Past a certain level of wealth, curiosity about what you can now invest in opens the door to more complicated options. At that point, stock and bond ETFs can start to feel too retail. A reinsurance sleeve or an exchange fund carries a status signal that an index fund doesn't. Complexity then starts to feel like a proxy for alpha.

Private credit, structured notes, exchange funds, insurance-linked products, and leveraged direct indexing can take material amounts of time and focus to understand, and this can lead to effort justification. That is when the more time you put into learning about something, the harder it is to walk away from it. Sunk cost fallacy works alongside it, applied to money already spent. Both push the same direction: complicated products are easier to say yes to (especially when you're paying someone to advise you).

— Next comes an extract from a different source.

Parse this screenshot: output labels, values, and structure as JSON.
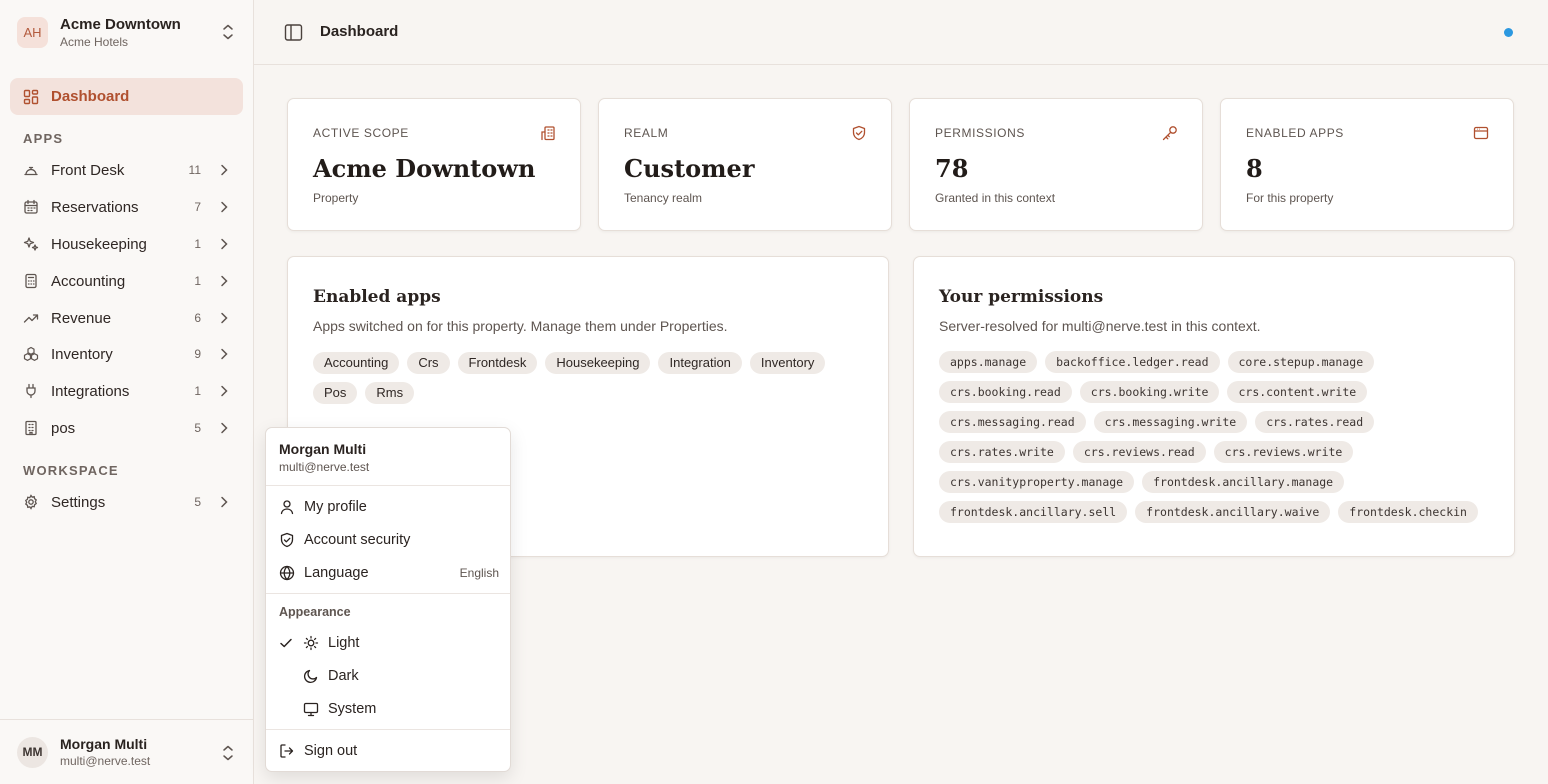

A first sanity check: what problem does the product or strategy solve that a simpler alternative doesn't? Private credit has a public credit comparison; leveraged direct indexing has a plain direct-indexing comparison. When the added complexity clearly solves something the simpler version can't, net of fees and lockups, it earns its place in the portfolio.

A second check: how did the strategy perform the last time its thesis was tested? Tail-risk products in 2020 and reinsurance during the 2017 hurricane season are two clear examples. Seeing how a specific strategy held up in those periods gives you a real basis for sizing the position.

A third check: how does this flow through the tax return? Some complicated products generate ordinary income instead of long-term capital gains; others come with K-1s and filings in multiple states. Looking at the after-tax number rather than the gross return often changes the comparison to the simpler alternative.

Complexity shouldn't disqualify an investment from earning a seat at the table. If a product or strategy adds value, it belongs in the broader portfolio conversation. The key is applying a consistent framework: define its functional role, determine an appropriate size, and model how it performs when the market turns volatile.

For educational purposes only. Not tax, legal, or investment advice.